Though Miglino won in the lower courts, the Court of Appeals, NY ‘s highest court, ruled this month that the law only requires gyms to have the devices on site, but that requirement does not force the employees to use them even though they are trained to do so. This is the result I predicted and talked about on this blog when the first case was reported. To hold otherwise would place a duty to act on employees where the statute does not do so.
Both the General Municipal Law and so-called Good Samaritan statute, Public Health Law §3000, which absolves emergency health care givers from liability except for gross negligence, use the words “volunteer” and “voluntarily” to describe revival efforts described in the statutes, Justice Susan Phillips Read wrote for the majority.That language evinces “the Legislature’s intent to protect health clubs and their employees from the risk of liability for ordinary negligence with respect to AEDs,” Read added. Without specific language in the law, the Court felt it could not impose this duty on gym owners.
The lone dissent was Judge Jonathan Lippman who stated “It should go without saying that the presence of an AED will be of no benefit whatsoever to a person in cardiac arrest unless, of course, it is actually used.” He said the General Business Law §627-a should be read in tandem with the Good Samaritan statute to impose such a duty on the health clubs, with the understanding that people offering voluntary, good faith emergency aid not be held liable for damages except if gross negligence is involved. Lippman said the law should be interpreted in a way that is “consistent with its spirit and benevolent aim.” “The majority opinion, however, does the opposite,” Lippman wrote. “As read by the majority, the Legislature enacted an essentially purposeless statute that requires health clubs to purchase AEDs and train employees to use them, but does not require that the devices be applied in any potentially life saving situation.”

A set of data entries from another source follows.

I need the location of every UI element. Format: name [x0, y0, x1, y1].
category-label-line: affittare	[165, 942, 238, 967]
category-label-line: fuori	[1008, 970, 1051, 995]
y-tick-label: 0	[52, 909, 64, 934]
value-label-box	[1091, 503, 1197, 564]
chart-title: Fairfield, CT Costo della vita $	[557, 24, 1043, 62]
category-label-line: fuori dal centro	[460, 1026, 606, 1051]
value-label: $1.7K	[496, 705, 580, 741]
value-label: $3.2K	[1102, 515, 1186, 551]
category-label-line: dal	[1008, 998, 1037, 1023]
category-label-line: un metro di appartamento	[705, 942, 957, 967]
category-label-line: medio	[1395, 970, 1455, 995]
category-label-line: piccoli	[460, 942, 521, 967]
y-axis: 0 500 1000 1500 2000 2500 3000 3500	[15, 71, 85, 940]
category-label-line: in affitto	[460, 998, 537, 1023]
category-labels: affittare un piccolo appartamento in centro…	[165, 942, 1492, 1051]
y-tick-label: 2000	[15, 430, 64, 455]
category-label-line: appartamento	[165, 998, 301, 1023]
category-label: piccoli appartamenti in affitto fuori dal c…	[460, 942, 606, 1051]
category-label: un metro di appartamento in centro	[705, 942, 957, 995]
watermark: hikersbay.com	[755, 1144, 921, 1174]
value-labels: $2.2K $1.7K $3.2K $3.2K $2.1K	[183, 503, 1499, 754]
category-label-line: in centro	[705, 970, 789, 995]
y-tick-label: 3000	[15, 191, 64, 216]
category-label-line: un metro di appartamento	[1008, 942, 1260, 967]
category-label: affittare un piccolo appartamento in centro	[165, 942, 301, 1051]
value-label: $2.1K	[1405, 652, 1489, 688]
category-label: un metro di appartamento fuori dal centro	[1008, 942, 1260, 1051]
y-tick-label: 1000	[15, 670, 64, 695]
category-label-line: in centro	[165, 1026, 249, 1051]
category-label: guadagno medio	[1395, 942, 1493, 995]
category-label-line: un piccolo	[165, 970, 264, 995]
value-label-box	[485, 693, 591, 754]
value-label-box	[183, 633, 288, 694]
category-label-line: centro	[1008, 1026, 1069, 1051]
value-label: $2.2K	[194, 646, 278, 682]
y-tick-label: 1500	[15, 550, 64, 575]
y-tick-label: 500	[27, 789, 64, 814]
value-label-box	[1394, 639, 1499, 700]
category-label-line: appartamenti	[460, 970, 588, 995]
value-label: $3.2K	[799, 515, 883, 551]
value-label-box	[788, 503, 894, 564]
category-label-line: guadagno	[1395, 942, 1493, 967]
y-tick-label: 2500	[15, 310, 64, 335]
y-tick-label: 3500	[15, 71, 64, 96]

But I disagree with Judge Lippman’s analysis. The law is not meaningless; it increases the presence of AEDs and of trained personnel. It makes it more likely that folks will volunteer to help someone afflicted and that they will have the requisite training to do so. But this decision is less about what’s right or wrong with respect to use of AEDs; it comes down to simple statutory construction. As I tell my first year law students, there is a Latin maxim regarding statutory construction which states inclusion unis est exclusion alteris “inclusion of one thing means the exclusion of another.” By placing a duty on gym owners to have AEDs and a duty to have trained personnel, they specifically excluded placing a duty to use the AEDs. Regardless of whether we or the Court think it would be sound public policy to place that duty on gym owners, it is for the Legislature to do so and not the Court. Let’s see if they react to the decision by amending the statute.